The afternoon's presentations were presented by the Huffines Institute and organized by institute director Tim Lightfoot. More than 100 people, mostly Texas A&M University students and faculty, attended in person; Lightfoot said over 30 schools had student-and-staff online viewing parties of widely varying sizes. It was the eighth year of the discussion. 

Susan Kleiner, who is the owner of High Performance Nutrition Inc. in Washington state, has worked as a nutritionist with the Seattle Storm of the WNBA as well as the Miami Heat of the NBA during LeBron James's tenure with the team. She spoke passionately about the importance of what she called "power eating" for athletes and strength training. 

Kleiner said that despite conventional wisdom that consuming carbohydrates is unhealthy, carbs are crucial for athletes engaged in high-intensity training. 

"No studies have been done to say that a lower-carb diet will enhance athletic performance," Kleiner said. She said that for persons engaged in low- and moderate level-exercise, a diet that avoids high levels of carbohydrate intake works fine, but not for athletes looking to run, swim, bike or play at the highest levels.

"My story with the great Sue Bird -- we call her the G.O.A.T. -- began when we discovered that she was 1,000 calories short of her needs every day," Kleiner said. "How could an athlete with a reputation for such great attention to detail be missing 1,000 calories every day? It's because the sound of science is drowned out by the loudspeaker ... of diet fads and misinformation," she said. 

"Elite female athletes are really a target for this, but all athletes suffer from marketing mumbo jumbo. Restriction and shrinking have nothing to do with the goals of an athlete. The goals of an athlete are to enhance their power, their strength and their performance," Kleiner added. 

Kleiner detailed the alterations she and Bird made to Bird's diet, which she said helped Bird perform at her highest level in years in this season's WNBA playoffs.

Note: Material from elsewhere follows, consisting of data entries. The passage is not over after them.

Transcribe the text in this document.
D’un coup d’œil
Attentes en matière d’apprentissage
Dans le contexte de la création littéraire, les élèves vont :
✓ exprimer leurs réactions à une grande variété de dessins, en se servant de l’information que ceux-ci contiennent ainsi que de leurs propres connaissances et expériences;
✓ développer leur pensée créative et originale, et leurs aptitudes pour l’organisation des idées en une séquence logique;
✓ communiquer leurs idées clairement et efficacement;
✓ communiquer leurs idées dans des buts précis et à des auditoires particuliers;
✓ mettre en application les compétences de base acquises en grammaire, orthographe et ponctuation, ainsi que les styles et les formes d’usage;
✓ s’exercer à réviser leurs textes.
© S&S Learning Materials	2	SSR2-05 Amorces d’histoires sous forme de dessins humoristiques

Bird, 38, scored 14 points in the fourth quarter in a classic Game 5 of the 2018 WNBA semifinals in September on the Seattle Storm's path to a championship. 

Dan Acheson, executive director at Drum Corps International, spoke about the dearth of research on marching band participants and the impacts that participation has on their bodies and futures. 

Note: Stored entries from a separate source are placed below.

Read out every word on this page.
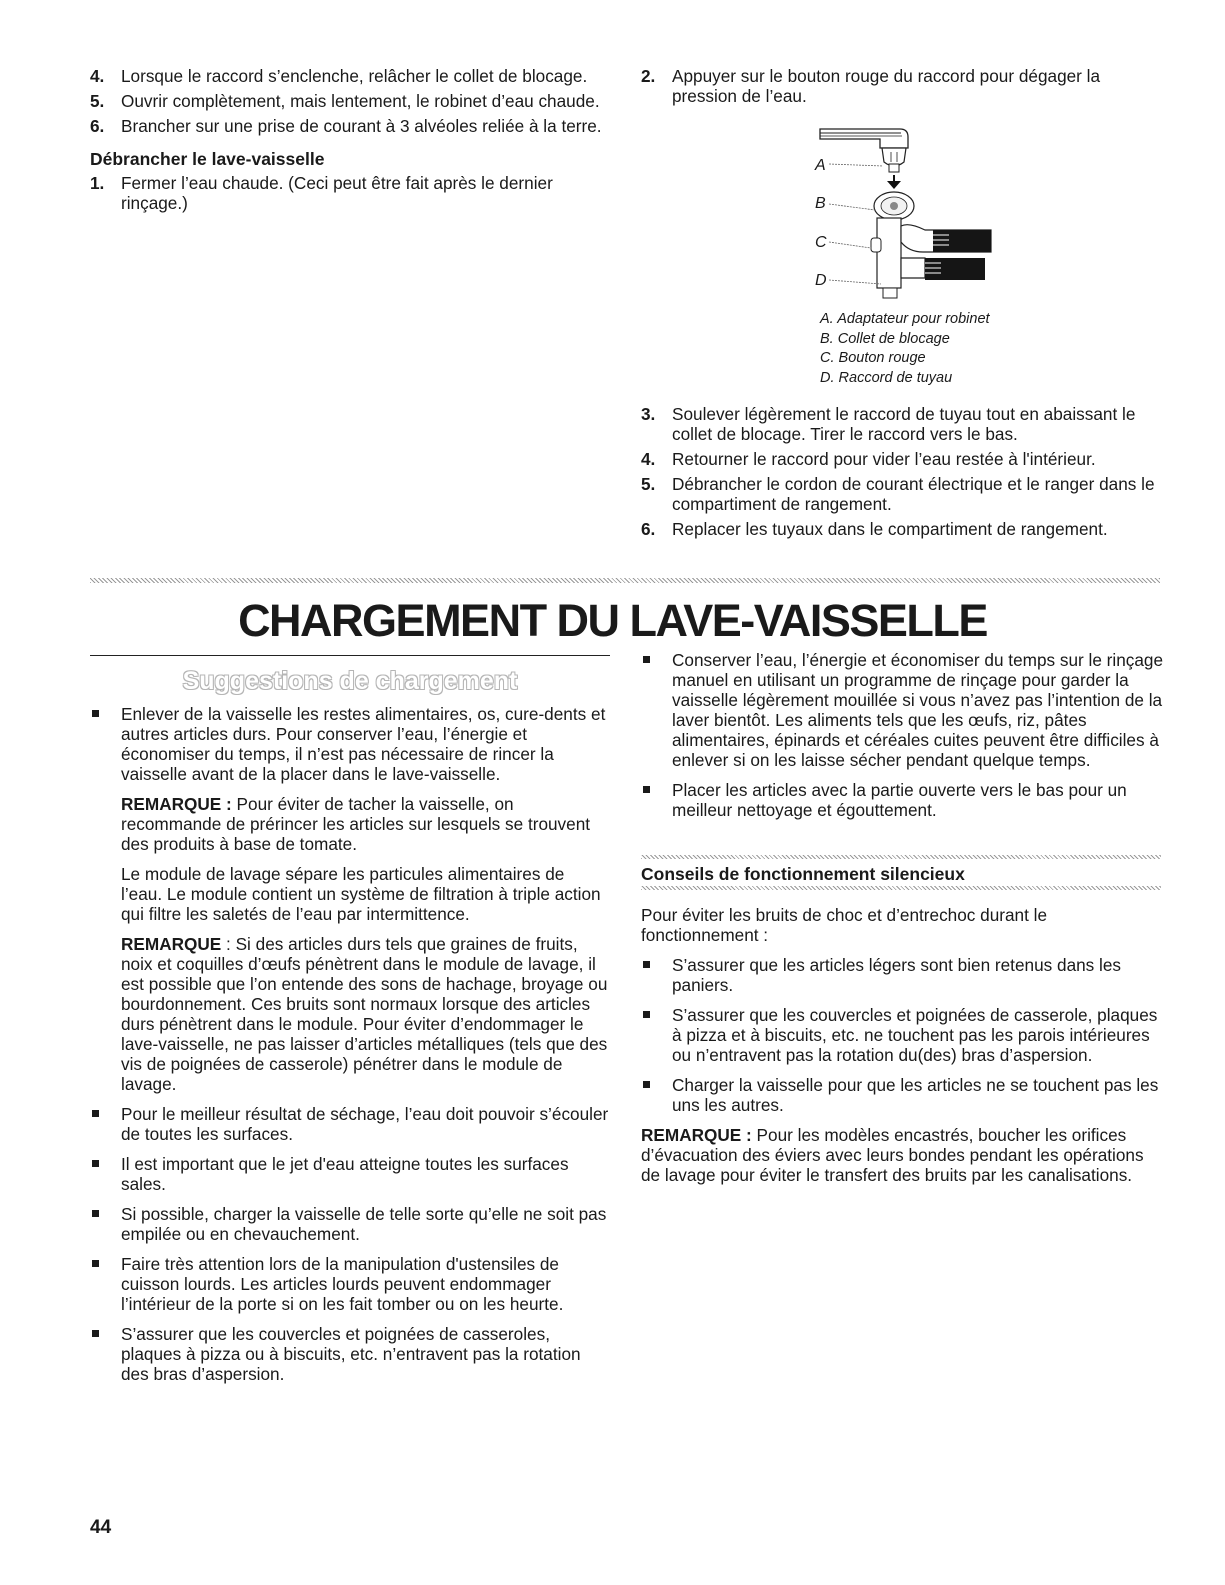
4. Lorsque le raccord s’enclenche, relâcher le collet de blocage.
5. Ouvrir complètement, mais lentement, le robinet d’eau chaude.
6. Brancher sur une prise de courant à 3 alvéoles reliée à la terre.
Débrancher le lave-vaisselle
1. Fermer l’eau chaude. (Ceci peut être fait après le dernier rinçage.)
2. Appuyer sur le bouton rouge du raccord pour dégager la pression de l’eau.
A
B
C
D
A. Adaptateur pour robinet
B. Collet de blocage
C. Bouton rouge
D. Raccord de tuyau
3. Soulever légèrement le raccord de tuyau tout en abaissant le collet de blocage. Tirer le raccord vers le bas.
4. Retourner le raccord pour vider l’eau restée à l'intérieur.
5. Débrancher le cordon de courant électrique et le ranger dans le compartiment de rangement.
6. Replacer les tuyaux dans le compartiment de rangement.
CHARGEMENT DU LAVE-VAISSELLE
Suggestions de chargement
Enlever de la vaisselle les restes alimentaires, os, cure-dents et autres articles durs. Pour conserver l’eau, l’énergie et économiser du temps, il n’est pas nécessaire de rincer la vaisselle avant de la placer dans le lave-vaisselle.

REMARQUE : Pour éviter de tacher la vaisselle, on recommande de prérincer les articles sur lesquels se trouvent des produits à base de tomate.

Le module de lavage sépare les particules alimentaires de l’eau. Le module contient un système de filtration à triple action qui filtre les saletés de l’eau par intermittence.

REMARQUE : Si des articles durs tels que graines de fruits, noix et coquilles d’œufs pénètrent dans le module de lavage, il est possible que l’on entende des sons de hachage, broyage ou bourdonnement. Ces bruits sont normaux lorsque des articles durs pénètrent dans le module. Pour éviter d’endommager le lave-vaisselle, ne pas laisser d’articles métalliques (tels que des vis de poignées de casserole) pénétrer dans le module de lavage.

Pour le meilleur résultat de séchage, l’eau doit pouvoir s’écouler de toutes les surfaces.
Il est important que le jet d'eau atteigne toutes les surfaces sales.
Si possible, charger la vaisselle de telle sorte qu’elle ne soit pas empilée ou en chevauchement.
Faire très attention lors de la manipulation d'ustensiles de cuisson lourds. Les articles lourds peuvent endommager l’intérieur de la porte si on les fait tomber ou on les heurte.
S’assurer que les couvercles et poignées de casseroles, plaques à pizza ou à biscuits, etc. n’entravent pas la rotation des bras d’aspersion.
Conserver l’eau, l’énergie et économiser du temps sur le rinçage manuel en utilisant un programme de rinçage pour garder la vaisselle légèrement mouillée si vous n’avez pas l’intention de la laver bientôt. Les aliments tels que les œufs, riz, pâtes alimentaires, épinards et céréales cuites peuvent être difficiles à enlever si on les laisse sécher pendant quelque temps.
Placer les articles avec la partie ouverte vers le bas pour un meilleur nettoyage et égouttement.
Conseils de fonctionnement silencieux

Pour éviter les bruits de choc et d’entrechoc durant le fonctionnement :

S’assurer que les articles légers sont bien retenus dans les paniers.
S’assurer que les couvercles et poignées de casserole, plaques à pizza et à biscuits, etc. ne touchent pas les parois intérieures ou n’entravent pas la rotation du(des) bras d’aspersion.
Charger la vaisselle pour que les articles ne se touchent pas les uns les autres.

REMARQUE : Pour les modèles encastrés, boucher les orifices d’évacuation des éviers avec leurs bondes pendant les opérations de lavage pour éviter le transfert des bruits par les canalisations.

44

"We've identified that there's not much information out here in terms of statistics for health and wellness as well as injury care for the marching music athlete," he said. 

"Performing arts, and health and wellness education focus of study could dramatically impact the experience of the performer as well as the audiences who enjoy the performances," Acheson said. "Marching band is now, and will continue to be, a platform for advances in human development that covers several disciplines."

Lisa Langston, a women's basketball and track star for A&M in the 1980s and now the director of athletics for the Fort Worth Independent School District, delivered a 15-minute address on the positive relationship between participation in athletics and academic success.       

Langston posed a question to the audience: "What is the purpose of teaching a young or novice basketball player to dribble or do a layup with their non-dominant hand? And how does it relate to the classroom?" Langston said learning skills that don't come naturally often come in handy later, such as being willing to tackle a foreign language or overcome a fear of public speaking. 

"Just like you set goals for yourself on the court, you've gotta do that in the classroom," she said. "I have a PhD because of goal-setting, something I learned how to do through sports."

Langston spoke about her gratitude for what she learned from coaches Cheryl Rapp and Lynn Hickey during her basketball career. She graduated in 1986 as a four-year letter winner and as a Southwest Conference All-Academic team member. 

David Bassett, head of the kinesiology department at the University of Tennessee, took attendees and viewers through an examination of the bodies of famed distance runners Frank Shorter and Steve Prefontaine as a means to analyze physical traits of elite athletes. 

Other presenters included T. Bettina Cornwell, professor and marketing department head at the University of Oregon; Jeff Beeler, professor of psychology at Queens College in New York; Michael Roberts, professor of kinesiology at Auburn University; and Jeff Woods, director of the Center on Health, Aging and Disability at the University of Illinois.